CSRF (Cross Site Request Forgery) protection is an important feature which should be added to all websites which allow users to sign up or send data. Without CSRF protection, attackers can trick a web browser into to sending invalid data to servers on behalf of a victim. A very basic example of a CSRF attack is redirecting a victim to example.com/delete-account and then the victim’s account being deleted because the server trusted the request from the victim. Real attacks are slightly more complicated because data is usually sent via HTTP(S) POST requests so a simple redirect isn’t enough. The basic principal is the same though.

These attacks work because the server ‘trusts’ the web browser because it has all the correct authentication cookies. Servers usually assume that when a web browser has sent a request, the request was authorised by the user.

A common method to protect web forms from CSRF vulnerabilities is by using a CSRF Token which is a randomly generated code which the server sends to the browser along with a web form. When the user submits the form, the code is sent back to the server. If the code isn’t submitted with the form data (or is changed in some way), the request gets completely blocked and the user needs to complete the form again.

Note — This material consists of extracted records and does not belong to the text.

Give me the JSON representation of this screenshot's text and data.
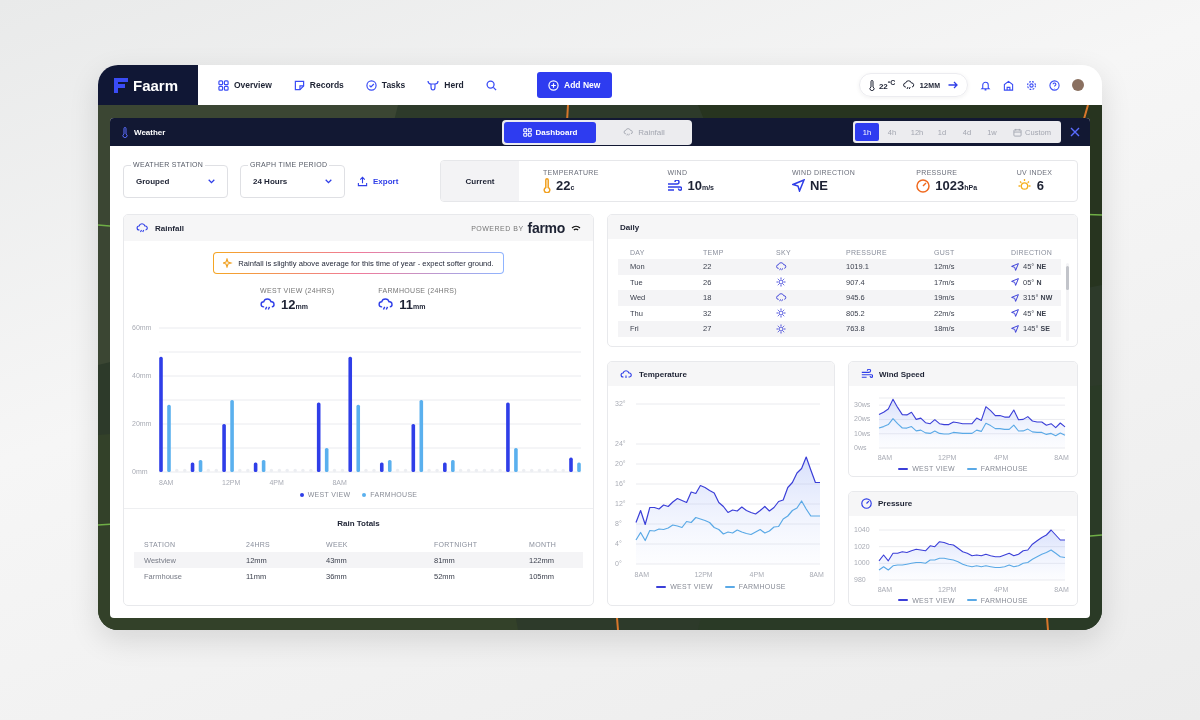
{
  "app": {
    "logo": "Faarm"
  },
  "nav": [
    {
      "label": "Overview"
    },
    {
      "label": "Records"
    },
    {
      "label": "Tasks"
    },
    {
      "label": "Herd"
    }
  ],
  "add_button": "Add New",
  "top_weather": {
    "temp": "22",
    "temp_unit": "ºC",
    "rain": "12",
    "rain_unit": "MM"
  },
  "weather_panel": {
    "title": "Weather",
    "view_tabs": [
      {
        "label": "Dashboard",
        "selected": true
      },
      {
        "label": "Rainfall",
        "selected": false
      }
    ],
    "ranges": [
      {
        "label": "1h",
        "selected": true
      },
      {
        "label": "4h",
        "selected": false
      },
      {
        "label": "12h",
        "selected": false
      },
      {
        "label": "1d",
        "selected": false
      },
      {
        "label": "4d",
        "selected": false
      },
      {
        "label": "1w",
        "selected": false
      },
      {
        "label": "Custom",
        "selected": false
      }
    ]
  },
  "filters": [
    {
      "label": "WEATHER STATION",
      "value": "Grouped"
    },
    {
      "label": "GRAPH TIME PERIOD",
      "value": "24 Hours"
    }
  ],
  "export": "Export",
  "current": {
    "label": "Current",
    "stats": [
      {
        "label": "TEMPERATURE",
        "value": "22",
        "unit": "c"
      },
      {
        "label": "WIND",
        "value": "10",
        "unit": "m/s"
      },
      {
        "label": "WIND DIRECTION",
        "value": "NE"
      },
      {
        "label": "PRESSURE",
        "value": "1023",
        "unit": "hPa"
      },
      {
        "label": "UV INDEX",
        "value": "6"
      }
    ]
  },
  "rainfall": {
    "title": "Rainfall",
    "powered_by": "POWERED BY",
    "brand": "farmo",
    "insight": "Rainfall is slightly above average for this time of year - expect softer ground.",
    "totals": [
      {
        "label": "WEST VIEW (24HRS)",
        "value": "12",
        "unit": "mm"
      },
      {
        "label": "FARMHOUSE (24HRS)",
        "value": "11",
        "unit": "mm"
      }
    ],
    "chart_data": {
      "type": "bar",
      "grid": true,
      "categories": [
        "8AM",
        null,
        null,
        null,
        "12PM",
        null,
        null,
        "4PM",
        null,
        null,
        null,
        "8AM",
        null,
        null,
        null,
        null,
        null,
        null,
        null,
        null,
        null,
        null,
        null,
        null,
        null,
        null,
        null
      ],
      "ylim": [
        0,
        60
      ],
      "yticks": [
        {
          "value": 0,
          "label": "0mm"
        },
        {
          "value": 20,
          "label": "20mm"
        },
        {
          "value": 40,
          "label": "40mm"
        },
        {
          "value": 60,
          "label": "60mm"
        }
      ],
      "series": [
        {
          "name": "WEST VIEW",
          "color": "#2f3ee8",
          "values": [
            48,
            0,
            4,
            0,
            20,
            0,
            4,
            0,
            0,
            0,
            29,
            0,
            48,
            0,
            4,
            0,
            20,
            0,
            4,
            0,
            0,
            0,
            29,
            0,
            0,
            0,
            6
          ]
        },
        {
          "name": "FARMHOUSE",
          "color": "#5ab0ee",
          "values": [
            28,
            0,
            5,
            0,
            30,
            0,
            5,
            0,
            0,
            0,
            10,
            0,
            28,
            0,
            5,
            0,
            30,
            0,
            5,
            0,
            0,
            0,
            10,
            0,
            0,
            0,
            4
          ]
        }
      ]
    },
    "rain_totals": {
      "title": "Rain Totals",
      "columns": [
        "STATION",
        "24HRS",
        "WEEK",
        "FORTNIGHT",
        "MONTH"
      ],
      "rows": [
        [
          "Westview",
          "12mm",
          "43mm",
          "81mm",
          "122mm"
        ],
        [
          "Farmhouse",
          "11mm",
          "36mm",
          "52mm",
          "105mm"
        ]
      ]
    }
  },
  "daily": {
    "title": "Daily",
    "columns": [
      "DAY",
      "TEMP",
      "SKY",
      "PRESSURE",
      "GUST",
      "DIRECTION"
    ],
    "rows": [
      {
        "day": "Mon",
        "temp": "22",
        "kind": "rain",
        "pressure": "1019.1",
        "gust": "12m/s",
        "direction": "45°",
        "compass": "NE"
      },
      {
        "day": "Tue",
        "temp": "26",
        "kind": "sun",
        "pressure": "907.4",
        "gust": "17m/s",
        "direction": "05°",
        "compass": "N"
      },
      {
        "day": "Wed",
        "temp": "18",
        "kind": "rain",
        "pressure": "945.6",
        "gust": "19m/s",
        "direction": "315°",
        "compass": "NW"
      },
      {
        "day": "Thu",
        "temp": "32",
        "kind": "sun",
        "pressure": "805.2",
        "gust": "22m/s",
        "direction": "45°",
        "compass": "NE"
      },
      {
        "day": "Fri",
        "temp": "27",
        "kind": "sun",
        "pressure": "763.8",
        "gust": "18m/s",
        "direction": "145°",
        "compass": "SE"
      }
    ]
  },
  "temperature": {
    "title": "Temperature",
    "chart_data": {
      "type": "area",
      "grid": true,
      "categories": [
        null,
        "8AM",
        null,
        null,
        null,
        null,
        null,
        null,
        null,
        null,
        null,
        null,
        null,
        null,
        "12PM",
        null,
        null,
        null,
        null,
        null,
        null,
        null,
        null,
        null,
        null,
        null,
        "4PM",
        null,
        null,
        null,
        null,
        null,
        null,
        null,
        null,
        null,
        null,
        null,
        null,
        "8AM",
        null
      ],
      "ylim": [
        0,
        32
      ],
      "yticks": [
        {
          "value": 0,
          "label": "0°"
        },
        {
          "value": 4,
          "label": "4°"
        },
        {
          "value": 8,
          "label": "8°"
        },
        {
          "value": 12,
          "label": "12°"
        },
        {
          "value": 16,
          "label": "16°"
        },
        {
          "value": 20,
          "label": "20°"
        },
        {
          "value": 24,
          "label": "24°"
        },
        {
          "value": 32,
          "label": "32°"
        }
      ],
      "series": [
        {
          "name": "WEST VIEW",
          "type": "area",
          "color": "#3b3fd8",
          "values": [
            8.3,
            10.7,
            7.9,
            11.3,
            11.3,
            11.0,
            11.8,
            11.5,
            12.4,
            13.1,
            12.7,
            12.3,
            14.4,
            14.1,
            15.7,
            15.3,
            14.7,
            14.2,
            12.3,
            11.5,
            10.3,
            10.8,
            10.6,
            11.4,
            10.7,
            10.3,
            10.0,
            10.7,
            11.5,
            10.6,
            11.3,
            12.5,
            12.8,
            15.3,
            16.3,
            18.2,
            19.1,
            21.4,
            18.8,
            16.3,
            16.3
          ]
        },
        {
          "name": "FARMHOUSE",
          "type": "line",
          "color": "#5aa9e6",
          "values": [
            4.8,
            6.3,
            4.7,
            6.7,
            6.6,
            7.0,
            6.9,
            7.2,
            7.8,
            7.6,
            7.3,
            8.5,
            8.3,
            9.3,
            9.0,
            8.7,
            8.3,
            7.3,
            6.9,
            6.0,
            6.4,
            6.2,
            6.8,
            6.4,
            6.1,
            5.9,
            6.4,
            6.9,
            6.2,
            6.6,
            7.4,
            7.5,
            9.0,
            9.6,
            10.7,
            11.2,
            12.6,
            11.0,
            9.6,
            9.6,
            9.6
          ]
        }
      ]
    }
  },
  "wind_speed": {
    "title": "Wind Speed",
    "chart_data": {
      "type": "area",
      "grid": true,
      "categories": [
        null,
        "8AM",
        null,
        null,
        null,
        null,
        null,
        null,
        null,
        null,
        null,
        null,
        null,
        null,
        "12PM",
        null,
        null,
        null,
        null,
        null,
        null,
        null,
        null,
        null,
        null,
        null,
        "4PM",
        null,
        null,
        null,
        null,
        null,
        null,
        null,
        null,
        null,
        null,
        null,
        null,
        "8AM",
        null
      ],
      "ylim": [
        0,
        35
      ],
      "yticks": [
        {
          "value": 0,
          "label": "0ws"
        },
        {
          "value": 10,
          "label": "10ws"
        },
        {
          "value": 20,
          "label": "20ws"
        },
        {
          "value": 30,
          "label": "30ws"
        }
      ],
      "series": [
        {
          "name": "WEST VIEW",
          "type": "area",
          "color": "#3b3fd8",
          "values": [
            23.4,
            25,
            27.3,
            34.1,
            28.4,
            23.4,
            23.2,
            25,
            20,
            20.9,
            17.7,
            17,
            19.8,
            17,
            16.4,
            16.4,
            18.2,
            17.7,
            17,
            17,
            17,
            20.9,
            19.3,
            28.9,
            26.1,
            22.7,
            22.7,
            21.6,
            21.6,
            26.6,
            19.8,
            20,
            22,
            18.9,
            18.2,
            18.2,
            15.9,
            17,
            14.3,
            17.5,
            14.8
          ]
        },
        {
          "name": "FARMHOUSE",
          "type": "line",
          "color": "#5aa9e6",
          "values": [
            14,
            15,
            16.4,
            20.5,
            17,
            14,
            13.9,
            15,
            12,
            12.5,
            10.6,
            10.2,
            11.9,
            10.2,
            9.8,
            9.8,
            10.9,
            10.6,
            10.2,
            10.2,
            10.2,
            12.5,
            11.6,
            17.3,
            15.7,
            13.6,
            13.6,
            13,
            13,
            16,
            11.9,
            12,
            13.2,
            11.3,
            10.9,
            10.9,
            9.5,
            10.2,
            8.6,
            10.5,
            8.9
          ]
        }
      ]
    }
  },
  "pressure": {
    "title": "Pressure",
    "chart_data": {
      "type": "area",
      "grid": true,
      "categories": [
        null,
        "8AM",
        null,
        null,
        null,
        null,
        null,
        null,
        null,
        null,
        null,
        null,
        null,
        null,
        "12PM",
        null,
        null,
        null,
        null,
        null,
        null,
        null,
        null,
        null,
        null,
        null,
        "4PM",
        null,
        null,
        null,
        null,
        null,
        null,
        null,
        null,
        null,
        null,
        null,
        null,
        "8AM",
        null
      ],
      "ylim": [
        980,
        1040
      ],
      "yticks": [
        980,
        1000,
        1020,
        1040
      ],
      "series": [
        {
          "name": "WEST VIEW",
          "type": "area",
          "color": "#3b3fd8",
          "values": [
            1003,
            1010,
            1003,
            1012,
            1012,
            1014,
            1013,
            1015,
            1017,
            1016,
            1015,
            1021,
            1020,
            1026,
            1025,
            1023,
            1022,
            1018,
            1014,
            1012,
            1009,
            1010,
            1009,
            1011,
            1009,
            1008,
            1008,
            1010,
            1012,
            1009,
            1011,
            1015,
            1016,
            1023,
            1027,
            1031,
            1034,
            1040,
            1034,
            1028,
            1028
          ]
        },
        {
          "name": "FARMHOUSE",
          "type": "line",
          "color": "#5aa9e6",
          "values": [
            992,
            996,
            992,
            997,
            998,
            998,
            999,
            1000,
            1001,
            1001,
            1000,
            1004,
            1004,
            1006,
            1006,
            1005,
            1004,
            1002,
            999,
            997,
            996,
            997,
            996,
            997,
            996,
            995,
            995,
            996,
            998,
            996,
            997,
            1000,
            1001,
            1005,
            1008,
            1011,
            1013,
            1016,
            1012,
            1008,
            1007
          ]
        }
      ]
    }
  }
}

This protection works because attackers are unable to see the random CSRF tokens (assuming HTTPS is in use) and therefore cannot spoof a form submission. To expand on the previous example: example.com would expect the user to visit example.com/delete-account?csrf=62738923 (where 62738923 is a randomly generated token) in order to delete their account. The random token stays secret between the website and the web browser so an attacker cannot simply redirect a victim and have their account deleted.

Correctly implemented CSRF tokens are usually enough to fully protect a website from CSRF attacks. Unfortunately, many websites do not correctly implement CSRF tokens and therefore the protection is not enough to prevent attacks. I recently saw a website where the CSRF protection was badly implemented and due to some other security weaknesses on the website, CSRF attacks were possible.

When testing for vulnerabilities, I noticed the CSRF token sent to the server was never changed. Upon further inspection, I realised that a single token was generated upon sign in and stored in a cookie. This cookie (and the token) would only expire when I logged out so the same token could be used for a long period of time.

This alone isn’t enough to perform a CSRF attack. The token is still hidden from attackers because cookies are transferred over HTTPS too. I needed to find a way to steal the token from a user without them knowing. This led me to..

The website I was testing uses the “Strict Transport Security” header which tells the browser to always connect via HTTPS on future visits. This is important because if the user does not type https at the start of the domain, they will initially load part of the site over insecure HTTP; this header prevents that behaviour.

I noticed that the CSRF token cookie did not have the “secure” flag set. This means that if an attacker is able to monitor traffic between the victim and the internet, they can steal the CSRF token if the victim accesses the site without using HTTPS.

After more research, I noticed that this particular website had a catchall subdomain setup which meant all subdomains would connect to their servers (eg, 123456abcdefg.example.com works the same as example.com). I also noticed their “Strict Transport Security” header did not include subdomains. In addition, their CSRF token cookie was valid on all subdomains.

All of these flaws combined make it possible to steal the cookie which contains the CSRF token.

If a victim connects to a WiFi access point controlled by an attacker, the attacker can force the victim to visit a random subdomain either by using a captive portal, or by hijacking a different HTTP conversation. If the attacker has full control over the network, this should be quite easy.

Once the victim has been tricked into visiting the random subdomain, their CSRF token cookie will also be sent in plain text which allows the attacker to capture it. The attacker can then redirect the victim to another domain so they will be less suspicious about the initial redirect.

Due to the lack of token regeneration, the attacker can then trick the victim into submitting forms using the stolen token as many times as they like. In this specific situation, the CSRF protection does protect against many CSRF attacks but is completely broken if an attacker can monitor/tamper with traffic from the victim.

After performing the CSRF attack, personal account information could be changed (but not viewed) by the attacker. In this specific situation, accounts could not directly be taken over. However, by changing some of the account personal information, it may be easier to trick customer service into performing a password reset.

CSRF tokens should be kept secret between the user and the website. As soon as this secrecy is lost, the CSRF protection becomes useless and CSRF attacks can be successfully made. Browsers are constantly adding new security features which make CSRF attacks harder but websites should still have a good working CSRF protection system anyway.

I cannot include any specific details about the website I was testing or any proof of concept code because the flaw still exists on the website. I did these tests as part of an official bug bounty system, but unfortunately the website does not want to fix the flaws due to them being hard to exploit (‘hard’ = an attacker needs to own a WiFi access point and get a victim to connect to it).